VPRO Gids 17

29 april t/m 5 mei
Pagina 90 - ‘Gekleurd verzet’

Gekleurd verzet

Radha Ramdhan ,

Drieluik Vergeten helden besteedt aandacht aan verzetslieden afkomstig  uit Suriname, Nederland-Indië en Curaçao. 

‘In elke periode zijn er mensen die niet de macht en dus niet de pen hebben om de geschiedenis te vertellen,’ aldus regisseur en schrijver Jörgen Tjon A Fong. ‘En voordat je er erg in hebt geloof je in een centrumperspectief waarmee je de geschiedenis tekort doet. ‘Wist u bijvoorbeeld dat na de bevrijding in 1945 Surinamers hulpgoederen inzamelden voor de Nederlanders? Gedurende de Tweede Wereldoorlog leverde de hoge bauxietproductie een florerende economie op voor Suriname.’

Vanavond presenteert Tjon het tweede seizoen van Vergeten helden. Met de serie, die licht werpt op bijzondere verhalen van verzetsmannen- en vrouwen uit de voormalige koloniën Suriname, Nederlands-Indië en Antillen, wordt de geschiedenis over de oorlog een stuk completer. Voor 1940 arriveerden er jonge mensen uit de overzeese koloniën om in Nederland te studeren of te werken. Toen de oorlog uitbrak gingen sommige van hen in het verzet, zoals (in deel een) de Surinamers Adolf Wong, die als huisarts in Roermond gewonde geallieerde piloten verzorgde, schrijver Lou Lichtveld, die een speelgoedfirma als dekmantel voor illegale praktijken gebruikte, en Charles Lu-A-Si, betrokken bij de Februaristaking.
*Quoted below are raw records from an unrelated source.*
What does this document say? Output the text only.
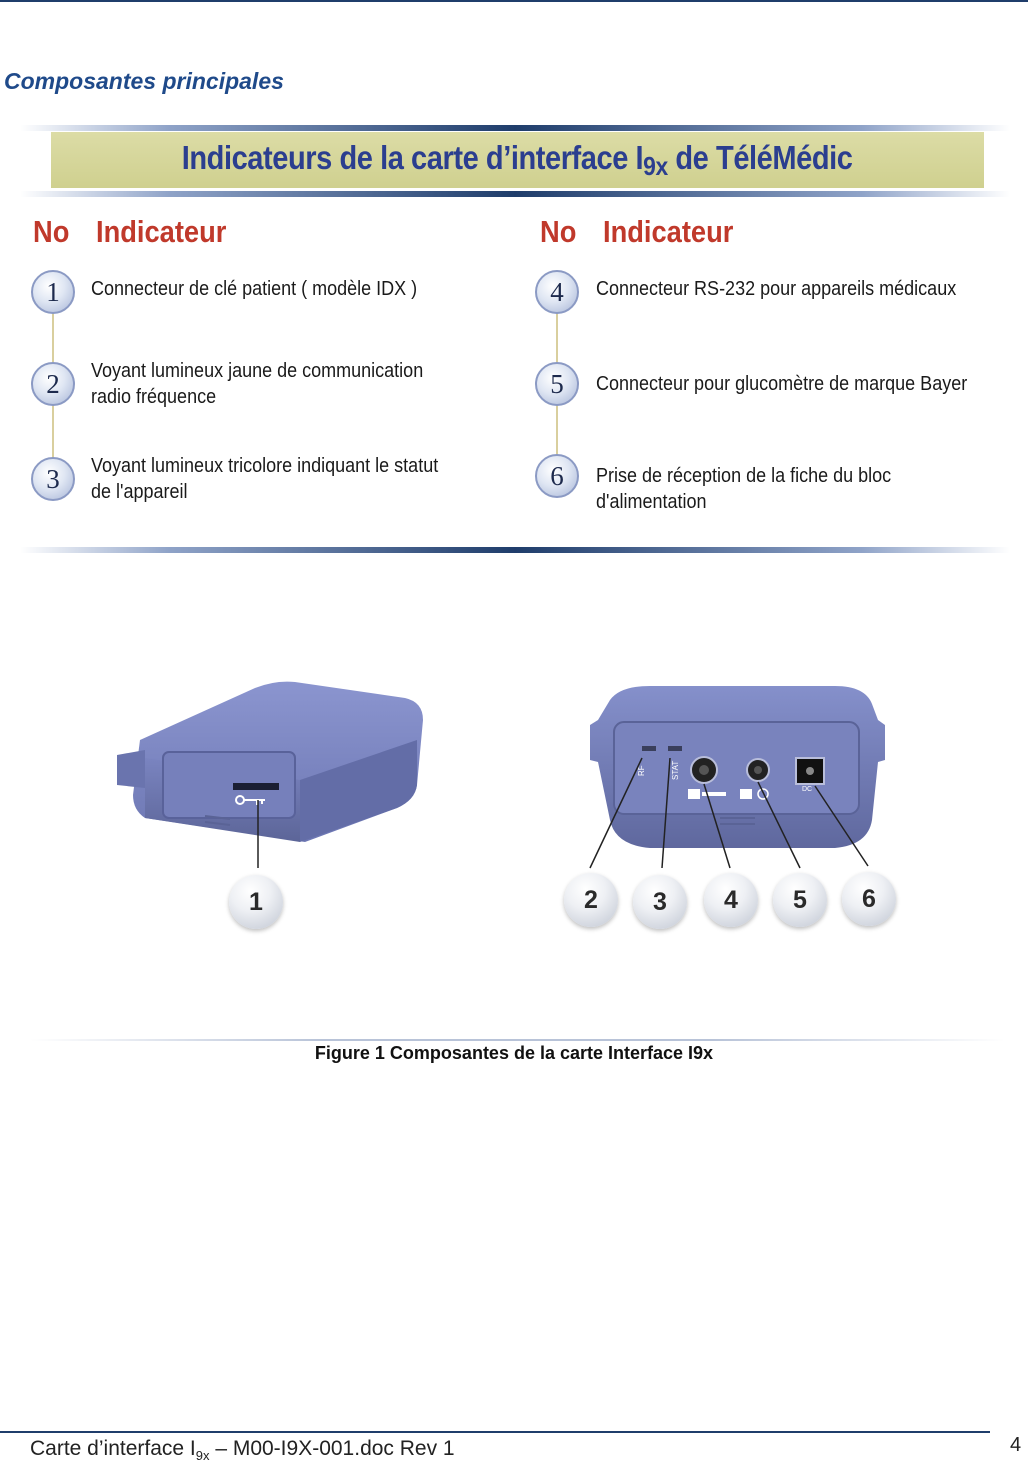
Composantes principales
Indicateurs de la carte d’interface $I_{9x}$ de TéléMédic
No Indicateur	No Indicateur
1	Connecteur de clé patient ( modèle IDX )
2	Voyant lumineux jaune de communication radio fréquence
3	Voyant lumineux tricolore indiquant le statut de l'appareil
4	Connecteur RS-232 pour appareils médicaux
5	Connecteur pour glucomètre de marque Bayer
6	Prise de réception de la fiche du bloc d'alimentation
RF	STAT
DC
1	2	3	4	5	6
Figure 1 Composantes de la carte Interface I9x
Carte d’interface $I_{9x} - M00-I9X-001.doc$ Rev 1	4
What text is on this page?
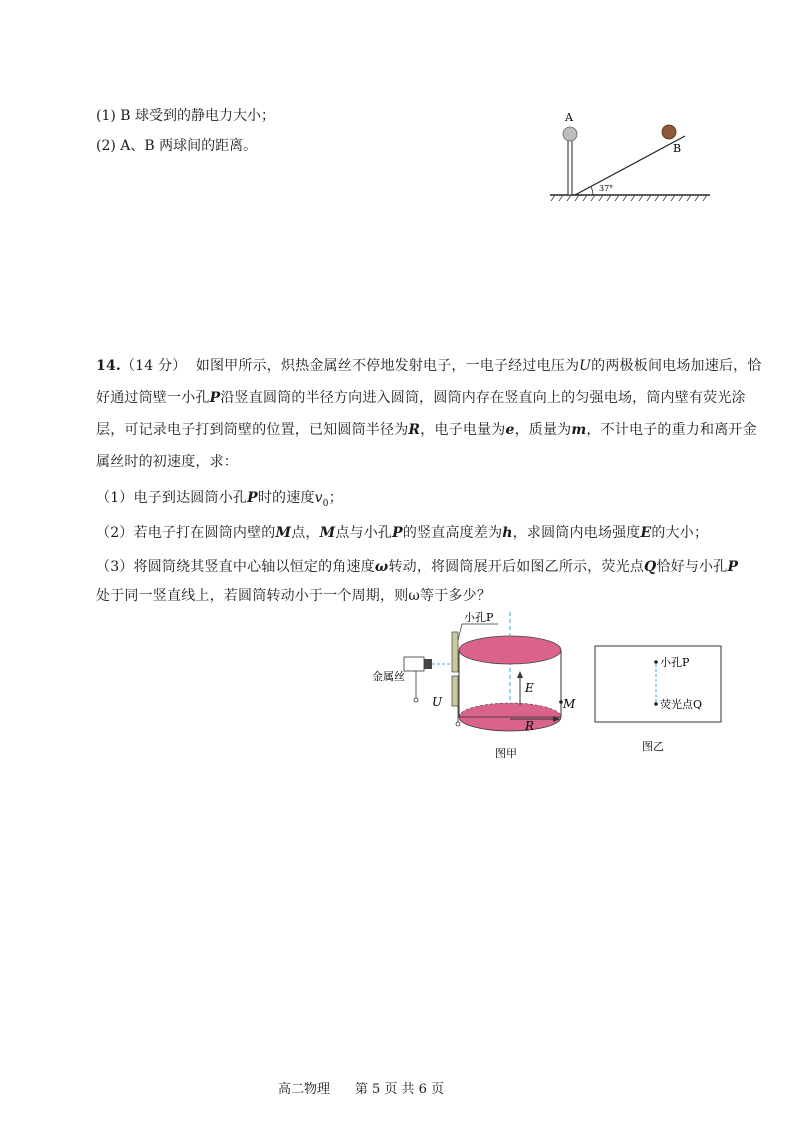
(1) B 球受到的静电力大小；
(2) A、B 两球间的距离。
A
B
37°
14.（14 分） 如图甲所示，炽热金属丝不停地发射电子，一电子经过电压为U的两极板间电场加速后，恰
好通过筒壁一小孔P沿竖直圆筒的半径方向进入圆筒，圆筒内存在竖直向上的匀强电场，筒内壁有荧光涂
层，可记录电子打到筒壁的位置，已知圆筒半径为R，电子电量为e，质量为m，不计电子的重力和离开金
属丝时的初速度，求：
（1）电子到达圆筒小孔P时的速度$v_0$；
（2）若电子打在圆筒内壁的M点，M点与小孔P的竖直高度差为h，求圆筒内电场强度E的大小；
（3）将圆筒绕其竖直中心轴以恒定的角速度ω转动，将圆筒展开后如图乙所示，荧光点Q恰好与小孔P
处于同一竖直线上，若圆筒转动小于一个周期，则ω等于多少？
小孔P
金属丝
U
E
R
M
图甲
小孔P
荧光点Q
图乙
高二物理 第 5 页 共 6 页
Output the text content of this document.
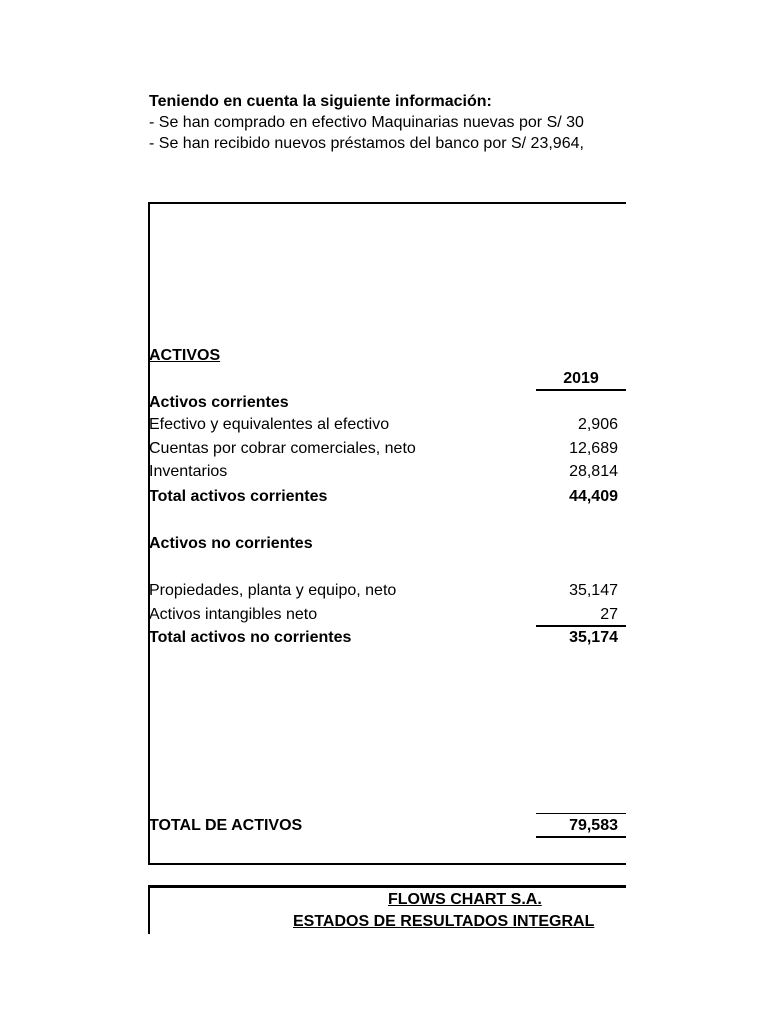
Teniendo en cuenta la siguiente información:
- Se han comprado en efectivo Maquinarias nuevas por S/ 30
- Se han recibido nuevos préstamos del banco por S/ 23,964,
ACTIVOS
2019
Activos corrientes
Efectivo y equivalentes al efectivo	2,906
Cuentas por cobrar comerciales, neto	12,689
Inventarios	28,814
Total activos corrientes	44,409
Activos no corrientes
Propiedades, planta y equipo, neto	35,147
Activos intangibles neto	27
Total activos no corrientes	35,174
TOTAL DE ACTIVOS	79,583
FLOWS CHART S.A.
ESTADOS DE RESULTADOS INTEGRAL
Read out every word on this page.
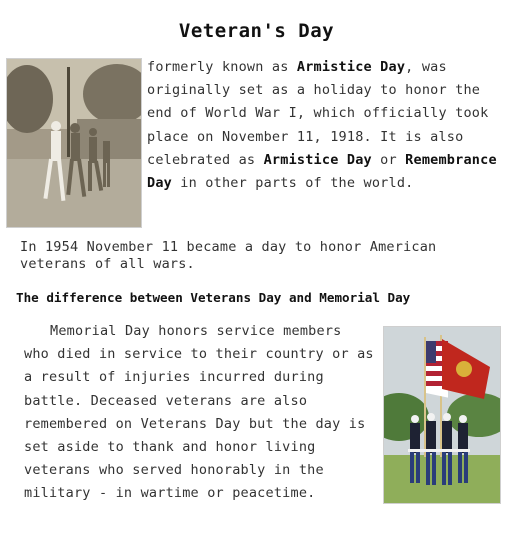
Veteran's Day
formerly known as Armistice Day, was originally set as a holiday to honor the end of World War I, which officially took place on November 11, 1918. It is also celebrated as Armistice Day or Remembrance Day in other parts of the world.
In 1954 November 11 became a day to honor American veterans of all wars.
The difference between Veterans Day and Memorial Day
Memorial Day honors service members who died in service to their country or as a result of injuries incurred during battle. Deceased veterans are also remembered on Veterans Day but the day is set aside to thank and honor living veterans who served honorably in the military - in wartime or peacetime.
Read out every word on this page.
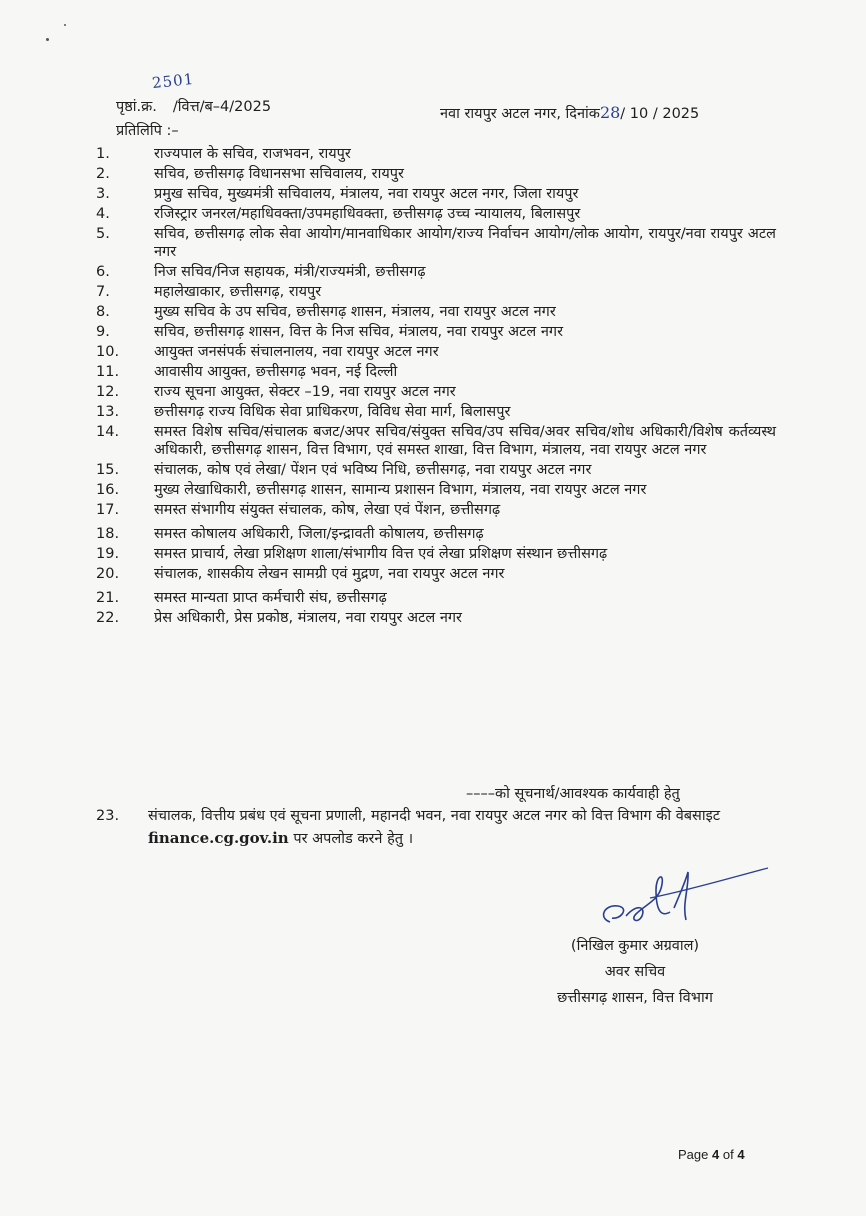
2501
पृष्ठां.क्र. /वित्त/ब–4/2025	नवा रायपुर अटल नगर, दिनांक28/ 10 / 2025
प्रतिलिपि :–
1.	राज्यपाल के सचिव, राजभवन, रायपुर
2.	सचिव, छत्तीसगढ़ विधानसभा सचिवालय, रायपुर
3.	प्रमुख सचिव, मुख्यमंत्री सचिवालय, मंत्रालय, नवा रायपुर अटल नगर, जिला रायपुर
4.	रजिस्ट्रार जनरल/महाधिवक्ता/उपमहाधिवक्ता, छत्तीसगढ़ उच्च न्यायालय, बिलासपुर
5.	सचिव, छत्तीसगढ़ लोक सेवा आयोग/मानवाधिकार आयोग/राज्य निर्वाचन आयोग/लोक आयोग, रायपुर/नवा रायपुर अटल नगर
6.	निज सचिव/निज सहायक, मंत्री/राज्यमंत्री, छत्तीसगढ़
7.	महालेखाकार, छत्तीसगढ़, रायपुर
8.	मुख्य सचिव के उप सचिव, छत्तीसगढ़ शासन, मंत्रालय, नवा रायपुर अटल नगर
9.	सचिव, छत्तीसगढ़ शासन, वित्त के निज सचिव, मंत्रालय, नवा रायपुर अटल नगर
10.	आयुक्त जनसंपर्क संचालनालय, नवा रायपुर अटल नगर
11.	आवासीय आयुक्त, छत्तीसगढ़ भवन, नई दिल्ली
12.	राज्य सूचना आयुक्त, सेक्टर –19, नवा रायपुर अटल नगर
13.	छत्तीसगढ़ राज्य विधिक सेवा प्राधिकरण, विविध सेवा मार्ग, बिलासपुर
14.	समस्त विशेष सचिव/संचालक बजट/अपर सचिव/संयुक्त सचिव/उप सचिव/अवर सचिव/शोध अधिकारी/विशेष कर्तव्यस्थ अधिकारी, छत्तीसगढ़ शासन, वित्त विभाग, एवं समस्त शाखा, वित्त विभाग, मंत्रालय, नवा रायपुर अटल नगर
15.	संचालक, कोष एवं लेखा/ पेंशन एवं भविष्य निधि, छत्तीसगढ़, नवा रायपुर अटल नगर
16.	मुख्य लेखाधिकारी, छत्तीसगढ़ शासन, सामान्य प्रशासन विभाग, मंत्रालय, नवा रायपुर अटल नगर
17.	समस्त संभागीय संयुक्त संचालक, कोष, लेखा एवं पेंशन, छत्तीसगढ़
18.	समस्त कोषालय अधिकारी, जिला/इन्द्रावती कोषालय, छत्तीसगढ़
19.	समस्त प्राचार्य, लेखा प्रशिक्षण शाला/संभागीय वित्त एवं लेखा प्रशिक्षण संस्थान छत्तीसगढ़
20.	संचालक, शासकीय लेखन सामग्री एवं मुद्रण, नवा रायपुर अटल नगर
21.	समस्त मान्यता प्राप्त कर्मचारी संघ, छत्तीसगढ़
22.	प्रेस अधिकारी, प्रेस प्रकोष्ठ, मंत्रालय, नवा रायपुर अटल नगर
––––को सूचनार्थ/आवश्यक कार्यवाही हेतु
23.	संचालक, वित्तीय प्रबंध एवं सूचना प्रणाली, महानदी भवन, नवा रायपुर अटल नगर को वित्त विभाग की वेबसाइट finance.cg.gov.in पर अपलोड करने हेतु ।
(निखिल कुमार अग्रवाल)
अवर सचिव
छत्तीसगढ़ शासन, वित्त विभाग
Page 4 of 4
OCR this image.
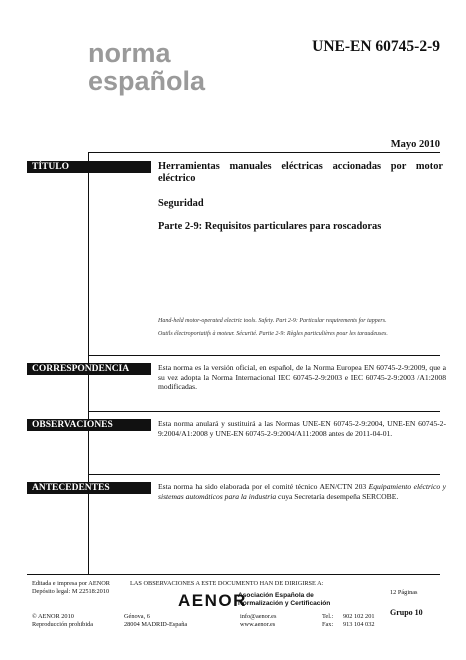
norma
española
UNE-EN 60745-2-9
Mayo 2010
TÍTULO	Herramientas manuales eléctricas accionadas por motor eléctrico
Seguridad
Parte 2-9: Requisitos particulares para roscadoras
Hand-held motor-operated electric tools. Safety. Part 2-9: Particular requirements for tappers.
Outils électroportatifs à moteur. Sécurité. Partie 2-9: Règles particulières pour les taraudeuses.
CORRESPONDENCIA	Esta norma es la versión oficial, en español, de la Norma Europea EN 60745-2-9:2009, que a su vez adopta la Norma Internacional IEC 60745-2-9:2003 e IEC 60745-2-9:2003 /A1:2008 modificadas.
OBSERVACIONES	Esta norma anulará y sustituirá a las Normas UNE-EN 60745-2-9:2004, UNE-EN 60745-2-9:2004/A1:2008 y UNE-EN 60745-2-9:2004/A11:2008 antes de 2011-04-01.
ANTECEDENTES	Esta norma ha sido elaborada por el comité técnico AEN/CTN 203 Equipamiento eléctrico y sistemas automáticos para la industria cuya Secretaría desempeña SERCOBE.
Editada e impresa por AENOR
Depósito legal: M 22518:2010
LAS OBSERVACIONES A ESTE DOCUMENTO HAN DE DIRIGIRSE A:
AENOR
Asociación Española de
Normalización y Certificación
12 Páginas
Grupo 10
© AENOR 2010
Reproducción prohibida
Génova, 6
28004 MADRID-España
info@aenor.es
www.aenor.es
Tel.: 902 102 201
Fax: 913 104 032
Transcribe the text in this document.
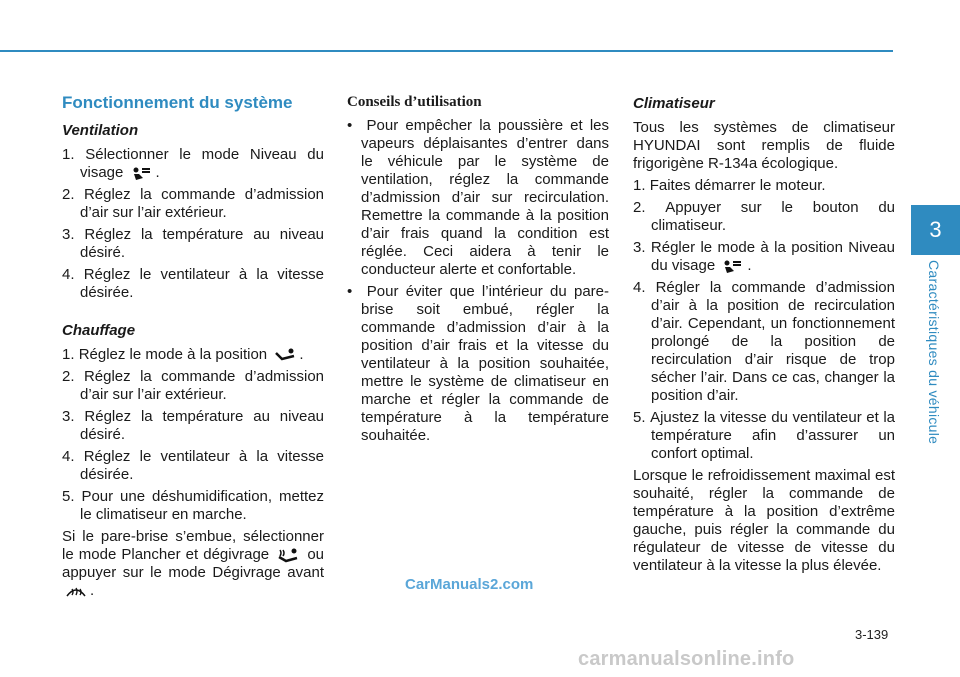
3
Caractéristiques du véhicule
Fonctionnement du système
Ventilation
1. Sélectionner le mode Niveau du visage .
2. Réglez la commande d’admission d’air sur l’air extérieur.
3. Réglez la température au niveau désiré.
4. Réglez le ventilateur à la vitesse désirée.
Chauffage
1. Réglez le mode à la position .
2. Réglez la commande d’admission d’air sur l’air extérieur.
3. Réglez la température au niveau désiré.
4. Réglez le ventilateur à la vitesse désirée.
5. Pour une déshumidification, mettez le climatiseur en marche.

Si le pare-brise s’embue, sélectionner le mode Plancher et dégivrage	ou appuyer sur le mode Dégivrage avant .

Conseils d’utilisation
•  Pour empêcher la poussière et les vapeurs déplaisantes d’entrer dans le véhicule par le système de ventilation, réglez la commande d’admission d’air sur recirculation. Remettre la commande à la position d’air frais quand la condition est réglée. Ceci aidera à tenir le conducteur alerte et confortable.
•  Pour éviter que l’intérieur du pare-brise soit embué, régler la commande d’admission d’air à la position d’air frais et la vitesse du ventilateur à la position souhaitée, mettre le système de climatiseur en marche et régler la commande de température à la température souhaitée.
Climatiseur

Tous les systèmes de climatiseur HYUNDAI sont remplis de fluide frigorigène R-134a écologique.

1. Faites démarrer le moteur.
2. Appuyer sur le bouton du climatiseur.
3. Régler le mode à la position Niveau du visage .
4. Régler la commande d’admission d’air à la position de recirculation d’air. Cependant, un fonctionnement prolongé de la position de recirculation d’air risque de trop sécher l’air. Dans ce cas, changer la position d’air.
5. Ajustez la vitesse du ventilateur et la température afin d’assurer un confort optimal.

Lorsque le refroidissement maximal est souhaité, régler la commande de température à la position d’extrême gauche, puis régler la commande du régulateur de vitesse de vitesse du ventilateur à la vitesse la plus élevée.

CarManuals2.com
3-139
carmanualsonline.info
Sommige van de gekleurde verzetsstrijders, onder wie Wong, hadden met vooroordelen te maken. ‘En toch stonden deze mensen zij aan zij met de Nederlanders,’ zegt Tjon. ‘Het is een mooie vorm van onbaatzuchtigheid die mij ontroert. Wat het programma mij ook heeft gebracht is dat er een andersoortige verbintenis met de oorlog ontstond. Er waren mensen die heldhaftig handelden én die eruitzagen zoals ik. Het was overigens best een klus om deze verhalen te achterhalen en op betrouwbaarheid te verifiëren. Door bescheidenheid van veel verzetsmensen en het trauma dat hen ten deel viel wisten families vaak niets of weinig over hun verzetsrol. Maar verhalen moeten herhaald blijven, want anders raken die in de vergetelheid. En dan verdwijnt ook het breder spectrum over het verleden.’